The border between our world and the universe Velez Rodriguez creates completely dissolves in two mural-sized works Cascada Detenida (2021) and Tiempo y Artefactos/Time and Artifacts (2021). Cascada Detenida is an interpretation of a waterfall in Cuernavaca, Mexico, and we see its purple, life-giving waters irrigate fluorescent foliage in the background as we walk down the foreground’s flight of stone steps following the steady rhythm of its balustrade. In Tiempo y Artefactos, that same balustrade splits into two parts pushed to opposite corners of the canvas and orbiting around a gravitational center where we find the waterfall similarly doubled and in orbit. The nocturnal blue background inspired by rivers in Puerto Rico, transforms into a groundless space for scintillating neon lifeforms no longer tethered to the earth. In the slice of the infinite that the painting reveals, we fall or float—dualisms like up/down have no hold in this new world—with abandon.

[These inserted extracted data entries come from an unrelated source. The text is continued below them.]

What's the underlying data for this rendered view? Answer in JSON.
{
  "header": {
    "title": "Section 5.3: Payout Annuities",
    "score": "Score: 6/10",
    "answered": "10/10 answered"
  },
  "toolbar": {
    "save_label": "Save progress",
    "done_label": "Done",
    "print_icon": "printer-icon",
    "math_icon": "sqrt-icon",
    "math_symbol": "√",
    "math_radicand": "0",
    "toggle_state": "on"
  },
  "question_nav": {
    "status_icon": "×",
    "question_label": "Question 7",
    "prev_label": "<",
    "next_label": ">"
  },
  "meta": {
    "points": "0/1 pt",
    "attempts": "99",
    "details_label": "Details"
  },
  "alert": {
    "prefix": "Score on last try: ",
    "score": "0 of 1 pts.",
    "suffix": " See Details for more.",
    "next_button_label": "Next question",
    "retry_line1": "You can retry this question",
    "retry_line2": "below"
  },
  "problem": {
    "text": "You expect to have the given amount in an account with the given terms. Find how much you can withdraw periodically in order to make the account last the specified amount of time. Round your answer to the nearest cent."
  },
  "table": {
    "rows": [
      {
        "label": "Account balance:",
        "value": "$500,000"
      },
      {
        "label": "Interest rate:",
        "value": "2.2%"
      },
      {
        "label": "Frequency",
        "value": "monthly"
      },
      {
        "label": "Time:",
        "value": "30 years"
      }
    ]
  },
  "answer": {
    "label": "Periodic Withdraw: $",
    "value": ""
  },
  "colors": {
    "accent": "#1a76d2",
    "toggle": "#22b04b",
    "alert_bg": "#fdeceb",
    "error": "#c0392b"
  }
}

In contrast to the expansive power of Tiempo y Artefactos, Mundos alternos (2020)—the smallest work in the exhibition and completed in Brooklyn prior to the artist’s Mexico City residency—depicts the doorway of a colonial building from Ponce, Puerto Rico, in ruins. What remains of the rectangular architecture provides a stable, reserved, composition in which we see layers of history revealed by the crumbling form. With no roof and the few remaining walls, the boundary between architecture and landscape blurs, providing the artist access to the spiritual powers of the land and the vitality of ancestry. The nascent idea of an alternate world, as the title indicates, came to fruition in the residency work. But to get to that world, which we now do so easily by passing through the many windows in the exhibition, it is as if the artist first had to pass through the doorway we see here, that is, to work through an ongoing colonial history both external and internalized. This painting reminds us that the joy in the later work in Time’s Passage is Probably an Illusion is a hard-won and liberatory practice.